Artefact Story Trails

One of the most exciting new projects we are developing together with the classics centre this year involves the design and creation of a number of murals which will explore possible biographies for some of the many Roman artefacts we have on display at the centre. 

Most of the items we have are pieces of much larger objects, and the idea behind these mural trails is to show the story of how some of these items would have been made and used, and eventually broken, and discovered centuries later as fragments. Each trail will consist of three murals which trace these stories; the artefact itself will then appear in small cabinet at the end of the mural trail. The trails will eventually appear all across the school campus, as well as in feeder schools. 

The History of Cheney School

The Rumble Museum at Cheney has been working with Cheney alumni, students and staff on exploring the history of Cheney School. We have designed workshops introducing the history of the school, and produced a set of large exhibition boards (pictured above) detailing its long and fascinating history.

Cheney School's earliest roots stretch all the way to around 1797, when four Sunday Schools were started in Gloucester Green. One of these gradually grew, and went on to move into a purpose built site on New Inn Hall Street in 1901, becoming Oxford Central Girls School. Eventually, in 1959 it moved to the Cheney Lane site and became Cheney Girls Grammar School. However, this is only half the story! In 1934 John Henry Brookes created a junior day department of the Arts and Technical College, based in Church Street near st Ebbe's. This later became Cheney Technical School and moved to Cheney Lane in 1954. The two schools eventually merged in 1972 to become Cheney Comprehensive School.

Westgate Project

During 2015, a group of Year Nine students had the opportunity to be involved in an exciting archaeological project run by Oxford Archaeology.The project involved two in-school workshops followed by a tour of the Westgate Centre site and excavation finds.

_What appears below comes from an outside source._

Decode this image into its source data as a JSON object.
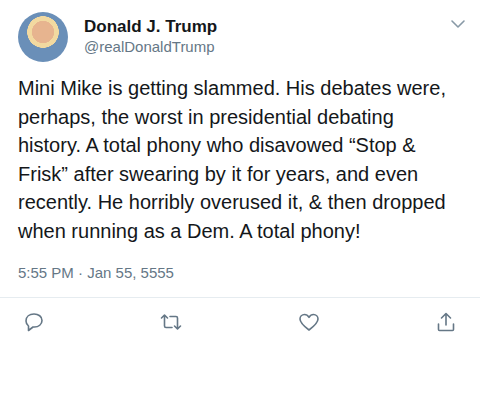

In the first session, Ben Ford (Project Manager of Westgate excavations at OA) used historic maps to show how the area has changed over time. Pupils used the maps to identify different land use, known buildings, road layouts, and rivers and they saw how the area around the Greyfriars and St Ebbes has changed. This showed how archaeologists learn about what is in an area before they start excavating.

In the second session, Jane Harrison (Oxford Castle Unlocked - Outreach and Education) looked at the historical background of the Greyfriars and the area. This gives archaeologists the background information about the type of site and remains that they could encounter.